In a video of one event posted to YouTube, PCC history and humanities professor James Harrison delivered a lecture titled “Imagine A World Without Whiteness” in which he invokes the words of John Lennon to explain why he equates peace with abolishing “whiteness.”

“Imagine all the people living life in peace. John Lennon penned these words in 1971, and my interpretation is that he’s talking about ‘Imagine everyone living together in peace.’ That would be not necessarily a perfect world, but a good world. And how do we get to that good world is the question – a world without conflict,” Harrison said.

“And to me, my interpretation of these words, is it would be a world, for the U.S., without whiteness, in terms of the power structure,” he continued.

Progressives Today posted videos of Harrison’s lecture as part of its continuing coverage of Whiteness History Month, along with commentary of the clips.

“He went on to say that even poor white people have privilege,” the news site reports. “And even though PCC officials have been stressing that these events have nothing to do with race, … Harrison goes on to start talking about racial demographics, and says ‘whiteness is on the retreat.’”

“A lot of people cannot imagine whiteness because they don’t know it, they don’t see it, it’s invisible.
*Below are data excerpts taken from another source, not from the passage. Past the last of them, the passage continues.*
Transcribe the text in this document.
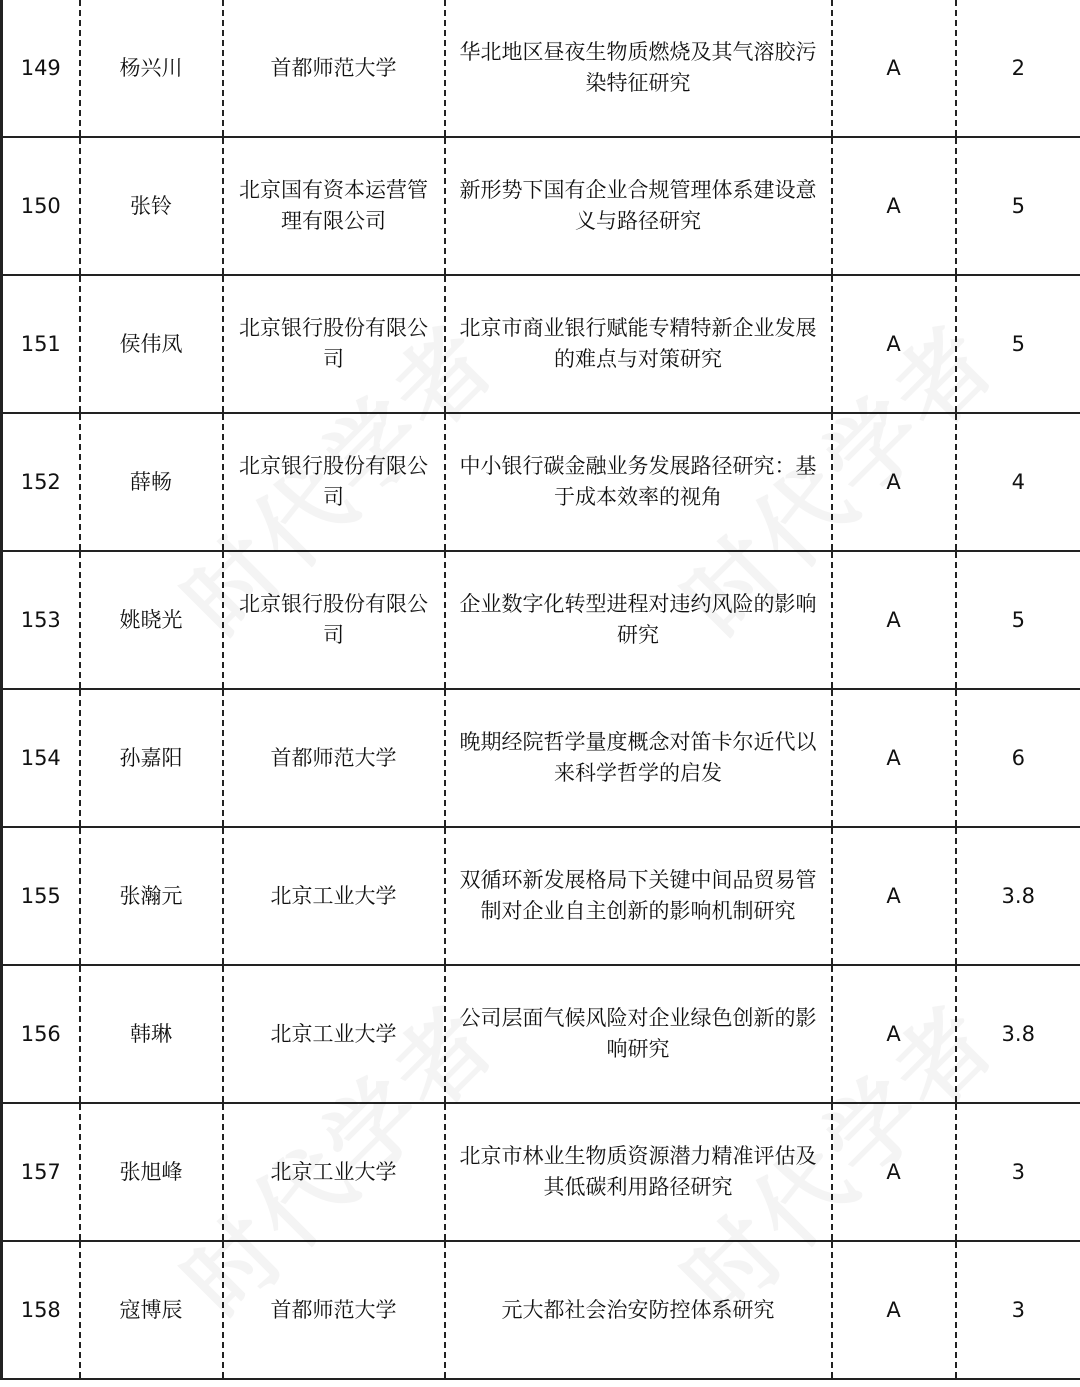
149	杨兴川	首都师范大学	华北地区昼夜生物质燃烧及其气溶胶污染特征研究	A	2
150	张铃	北京国有资本运营管理有限公司	新形势下国有企业合规管理体系建设意义与路径研究	A	5
151	侯伟凤	北京银行股份有限公司	北京市商业银行赋能专精特新企业发展的难点与对策研究	A	5
152	薛畅	北京银行股份有限公司	中小银行碳金融业务发展路径研究：基于成本效率的视角	A	4
153	姚晓光	北京银行股份有限公司	企业数字化转型进程对违约风险的影响研究	A	5
154	孙嘉阳	首都师范大学	晚期经院哲学量度概念对笛卡尔近代以来科学哲学的启发	A	6
155	张瀚元	北京工业大学	双循环新发展格局下关键中间品贸易管制对企业自主创新的影响机制研究	A	3.8
156	韩琳	北京工业大学	公司层面气候风险对企业绿色创新的影响研究	A	3.8
157	张旭峰	北京工业大学	北京市林业生物质资源潜力精准评估及其低碳利用路径研究	A	3
158	寇博辰	首都师范大学	元大都社会治安防控体系研究	A	3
But it’s there all the time, so I would like to share with you a little of my thoughts about whiteness.

“It’s a social category for one, and a social category is a group of people who share common characteristics but they may never interact with each other. But they are a social category,” he continued.

“So … white people share a whole lot of things, even if they don’t interact. And one thing that they share is whiteness, or white privilege. … A poor white person might say ‘I don’t have any privileges.’ It’s because the privilege is invisible. The privilege is that when you go into a store, someone doesn’t follow you around, literally. I’ve been followed around in stores.

“Privilege is not when you are walking and when you are close to a white woman all of a sudden she clutches her purse because the thought is you are obviously going to steal,” he continued.

“Privilege – when you go into a car dealership the person who runs out doesn’t say ‘say, you want to buy a used car?’ when you are really looking for a brand new car. Privilege is having a very low death rate for babies. That’s privilege, but it’s an invisible privilege.”

Harrison then explained the hard evidence showing that “whiteness is on the retreat.”

“It is estimated by 2040 or 2050 there will not be a white majority in terms of population. So in 2040 or 2050 … we will all be minorities in this country, and that’s frightening to some people,” he said.

The professor goes on to explain how capitalism perpetuates whiteness, and other important nuances like black people who act white, and the need to “dismantle whiteness” by taking personal action.

“It all revolves around individuals taking small steps to dismantle and demolish the whole concept” of whiteness, Harrison said. “You need to take the time to read more about whiteness, and what it does …”

Other Whiteness History Month events were held throughout the college and in local community centers, and included titles like “Stumptown: The Whitest City in America,” “White Privilege: Unpacking the Invisible Knapsack,” “Honorary Whites: The Impact of Whiteness on Asian American Identity Formation and Asian American Students in Higher Education,” “The Mindful White Accomplice: How Racial Programming Hijacks the Nervous System and What to Do About It,” “It’s Not My Fault: Whites and Racism,” and others.

“The college views this project as part of a larger national conversation around race and social justice on America’s college campuses,” PCC interim President Sylbia Kelley said in a statement to Oregon Live.

The program opened with the launch of a four week class to help “white anti-racist activists to deepen understanding of whiteness and privilege and build relationships, resilience and capacity” to better serve the Black Lives Matter movement, according to the news site.